15. "Kalbe Atılan Düğümsel Mevzular"

3.7K 262 382
                                    

Harbiden çok ciddiyim biri beni okuyup üfleyebilir mi Allah rızası için...

Ayrıca medya çok güzel, aranızdan biri yaptı. Çok teşekkür ederim ona, çok güldüm mlsf ahakdnmsmfhajd

"Bölüm şarkısı bu mu, ne alaka la gardaş?" diye sormayın, ne bileyim yazarken arada bunu da dinledim. Kaç gündür bağımlılık yaptı resmen-,-

Bölüm SailorNeptuneeee 'e ithafımdır. Seni seviyorum❤️

***

Yapılan hatalı bir hamle, diğer hatalı hamlelere genellikle zemin hazırlardı. Domino taşı misali, birini devirdin mi diğerlerinin de devrilip yıkılması hiç de zor olmaz ve kaçınılmazdı. Hata yapmayı bırakmak için ya acele etmek gerekiyor -ki devrilen taşlara son vermek adına- ya da daha fazla devrilmemesi için taşlardan birini çekip her şeyin daha fazla bozulmasına ve dağılmasına engel olmak gerekiyordu. Zararın neresinden dönülse kârdı kısacası.

Halil bu iki şansı da elinden çoktan kaçırmıştı. Hatalarından ders çıkaran biri değildi sanırım ve işleri daha çok batırmıştı. Her şeyin daha kötü olmaması için ne acele edebilmişti ne de hata yapmayı bırakabilmişti. Oysaki aynı hataya düşmemek için yaptığı şey, yine hataya sebebiyet vermişti. Aynı bokun bir başka laciverti de denilebilirdi.

Gözlerine çektiği perde ve kendine sürekli söylediği yalan, işleri onun için daha çok sarpa sarmıştı. Bazı şeyler eğer olmuyorsa daha fazla zorlamamalı ve oluruna bırakılmalıydı, o bırakmamış ve gelecek olan fırtınayı tek bir cümleyle büyütmüştü resmen.

Aylar sonra sesini duyabilmişti, aylar sonra ona dair bir şeyi hissetmişti ve sesini duyduğunda her bir hücresi titremişti. Özlediğini biliyordu ama sadece sesini duymak bile yerin ayaklarının altından kaydığını hissettirecek kadar olduğunu tahmin edememişti. Harbiden siki çok feci tutmuştu. Bunu kabul etmek ise ona çok pahalıya mâl olmuştu. Koca bir kalp kırıklığına... Ve o kalbi nasıl onaracaktı bilmiyordu bile.

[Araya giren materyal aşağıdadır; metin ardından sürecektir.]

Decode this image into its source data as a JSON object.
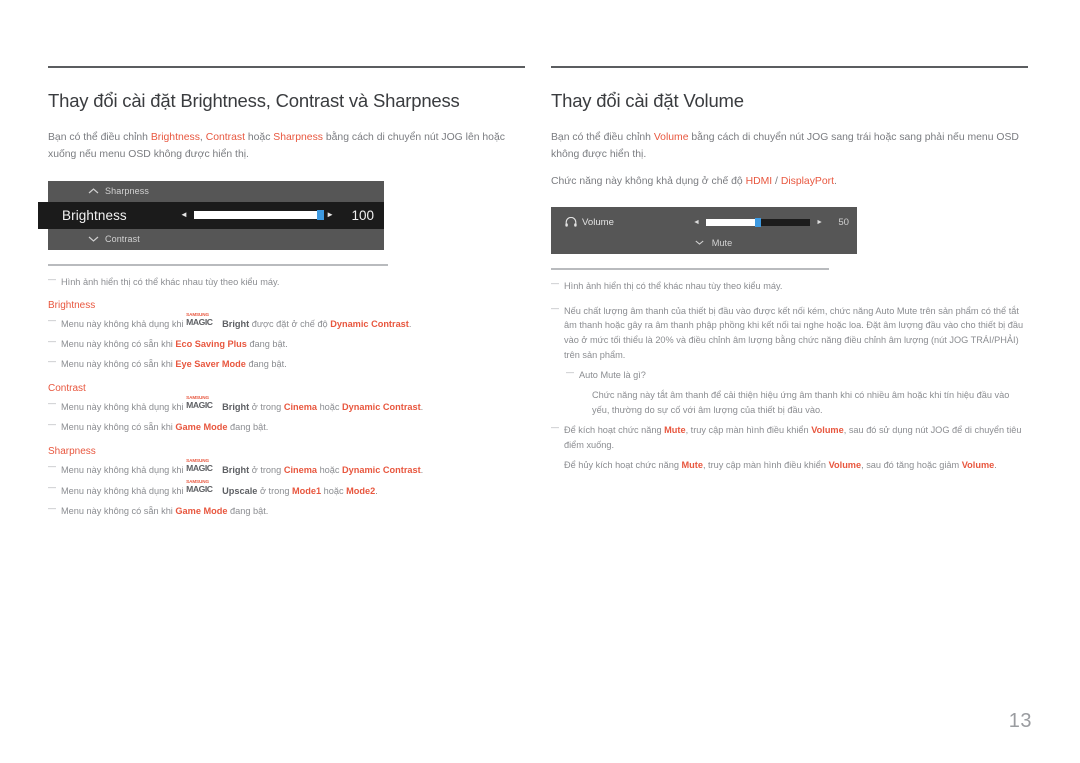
{
  "page": {
    "number": "13"
  },
  "left": {
    "title": "Thay đổi cài đặt Brightness, Contrast và Sharpness",
    "intro": {
      "p1": "Bạn có thể điều chỉnh ",
      "t1": "Brightness",
      "p2": ", ",
      "t2": "Contrast",
      "p3": " hoặc ",
      "t3": "Sharpness",
      "p4": " bằng cách di chuyển nút JOG lên hoặc xuống nếu menu OSD không được hiển thị."
    },
    "osd": {
      "top_item": "Sharpness",
      "top_caret": "caret-up-icon",
      "active_label": "Brightness",
      "active_value": "100",
      "slider_percent": 100,
      "left_arrow": "◄",
      "right_arrow": "►",
      "bottom_item": "Contrast",
      "bottom_caret": "caret-down-icon"
    },
    "note_image": "Hình ảnh hiển thị có thể khác nhau tùy theo kiểu máy.",
    "brightness": {
      "heading": "Brightness",
      "n1": {
        "a": "Menu này không khả dụng khi ",
        "logo_top": "SAMSUNG",
        "logo_bottom": "MAGIC",
        "b": "Bright",
        "c": " được đặt ở chế độ ",
        "d": "Dynamic Contrast",
        "e": "."
      },
      "n2": {
        "a": "Menu này không có sẵn khi ",
        "b": "Eco Saving Plus",
        "c": " đang bật."
      },
      "n3": {
        "a": "Menu này không có sẵn khi ",
        "b": "Eye Saver Mode",
        "c": " đang bật."
      }
    },
    "contrast": {
      "heading": "Contrast",
      "n1": {
        "a": "Menu này không khả dụng khi ",
        "logo_top": "SAMSUNG",
        "logo_bottom": "MAGIC",
        "b": "Bright",
        "c": " ở trong ",
        "d": "Cinema",
        "e": " hoặc ",
        "f": "Dynamic Contrast",
        "g": "."
      },
      "n2": {
        "a": "Menu này không có sẵn khi ",
        "b": "Game Mode",
        "c": " đang bật."
      }
    },
    "sharpness": {
      "heading": "Sharpness",
      "n1": {
        "a": "Menu này không khả dụng khi ",
        "logo_top": "SAMSUNG",
        "logo_bottom": "MAGIC",
        "b": "Bright",
        "c": " ở trong ",
        "d": "Cinema",
        "e": " hoặc ",
        "f": "Dynamic Contrast",
        "g": "."
      },
      "n2": {
        "a": "Menu này không khả dụng khi ",
        "logo_top": "SAMSUNG",
        "logo_bottom": "MAGIC",
        "b": "Upscale",
        "c": " ở trong ",
        "d": "Mode1",
        "e": " hoặc ",
        "f": "Mode2",
        "g": "."
      },
      "n3": {
        "a": "Menu này không có sẵn khi ",
        "b": "Game Mode",
        "c": " đang bật."
      }
    }
  },
  "right": {
    "title": "Thay đổi cài đặt Volume",
    "intro": {
      "p1": "Bạn có thể điều chỉnh ",
      "t1": "Volume",
      "p2": " bằng cách di chuyển nút JOG sang trái hoặc sang phải nếu menu OSD không được hiển thị."
    },
    "intro2": {
      "p1": "Chức năng này không khả dụng ở chế độ ",
      "t1": "HDMI",
      "p2": " / ",
      "t2": "DisplayPort",
      "p3": "."
    },
    "osd": {
      "icon": "headphone-icon",
      "label": "Volume",
      "value": "50",
      "slider_percent": 50,
      "left_arrow": "◄",
      "right_arrow": "►",
      "mute_label": "Mute",
      "mute_caret": "caret-down-icon"
    },
    "note_image": "Hình ảnh hiển thị có thể khác nhau tùy theo kiểu máy.",
    "note_quality": "Nếu chất lượng âm thanh của thiết bị đầu vào được kết nối kém, chức năng Auto Mute trên sản phẩm có thể tắt âm thanh hoặc gây ra âm thanh phập phồng khi kết nối tai nghe hoặc loa. Đặt âm lượng đầu vào cho thiết bị đầu vào ở mức tối thiểu là 20% và điều chỉnh âm lượng bằng chức năng điều chỉnh âm lượng (nút JOG TRÁI/PHẢI) trên sản phẩm.",
    "note_automute_q": "Auto Mute là gì?",
    "note_automute_a": "Chức năng này tắt âm thanh để cải thiện hiệu ứng âm thanh khi có nhiều âm hoặc khi tín hiệu đầu vào yếu, thường do sự cố với âm lượng của thiết bị đầu vào.",
    "note_mute_on": {
      "a": "Để kích hoạt chức năng ",
      "b": "Mute",
      "c": ", truy cập màn hình điều khiển ",
      "d": "Volume",
      "e": ", sau đó sử dụng nút JOG để di chuyển tiêu điểm xuống."
    },
    "note_mute_off": {
      "a": "Để hủy kích hoạt chức năng ",
      "b": "Mute",
      "c": ", truy cập màn hình điều khiển ",
      "d": "Volume",
      "e": ", sau đó tăng hoặc giảm ",
      "f": "Volume",
      "g": "."
    }
  },
  "colors": {
    "accent": "#e8573f",
    "heading": "#3a3c3f",
    "body": "#8b8d91",
    "osd_panel": "#565656",
    "osd_active": "#1b1b1b",
    "slider_knob": "#3d9ae2"
  }
}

Attila'nın son söyledikleri aklına her geldiğinde hak ettiğini biliyordu fakat o ağır sözlerin altında ezilip kalıyordu yüreği işte. Sözde istediği olmuştu, Attila artık ona herhangi bir his beslemiyordu. Nefret dahi etmiyordu ve en ağırı buydu sanırım. Nefretine dahi layık değildi... Attila için bitmişti. Ama aslında istediğini sandığı şey asla istemediği şeydi ve bunu ondan duyunca daha iyi anlamıştı.

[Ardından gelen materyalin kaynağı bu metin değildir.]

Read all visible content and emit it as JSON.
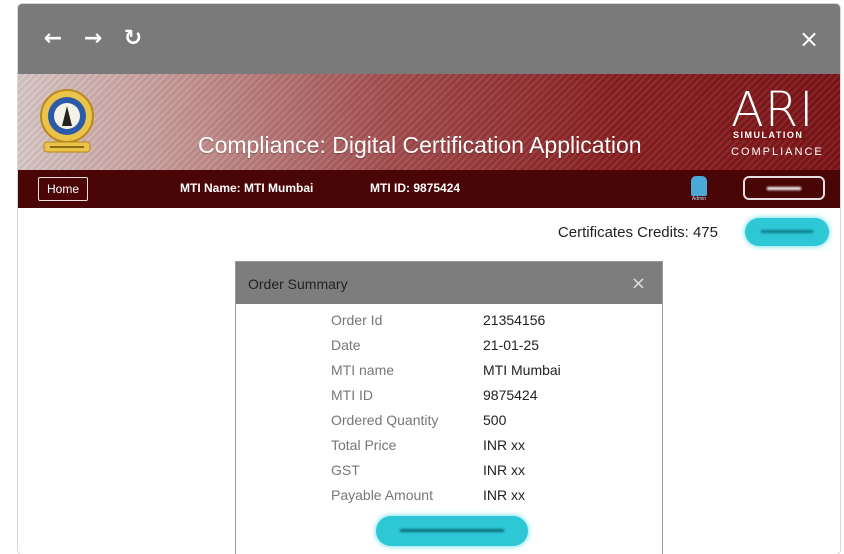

Attila için bitmişti, oysaki onun için bitmeyi bırak başlamamıştı bile. Kabullenmesi yıllarını almıştı üstelik.

Attila için bazı şeyler başlarken bile Halil için hisler kök salmıştı çoktan, o sadece Attila gibi gösterememişti duygularını hiçbir zaman. Bu konuda berbattı, sırf aynı şeyleri Attila'ya da yaşatmamak için ondan hep uzak durmuştu. Çünkü Attila'nın kendini değersiz ve kötü hissetmesi bu hayatta isteyeceği son şey dahi değildi.

Duygularını gizlemekte usta olduğu yetmezmiş gibi kendine çok iyi yalan da söylemişti, doğrusu hem kendine hem de çevresindeki insanlara. O kadar inanmış ve inandırmıştı ki Zehra'yı sevdiğine, evlendiğinde aldığı haber üzerinden yük kaldırmıştı. Rahatlamıştı, koca bir kambur yok olmuştu. Ama rahatlar rahatlamaz yüzüne tokat gibi inen hisleriyle karşı karşıya gelmişti.

Aldatıldığında dahi üzüntüsünü ve hayal kırıklığını belli edememişti. Herkes onun çoğunlukla gamsız ve duygusuz olarak görüyordu, ancak o sadece duygularını fazla belli edemiyordu. Gamsız ve duygusuzun yanında hep sessiz sakin bir tip olarak da bilinirdi o yüzden.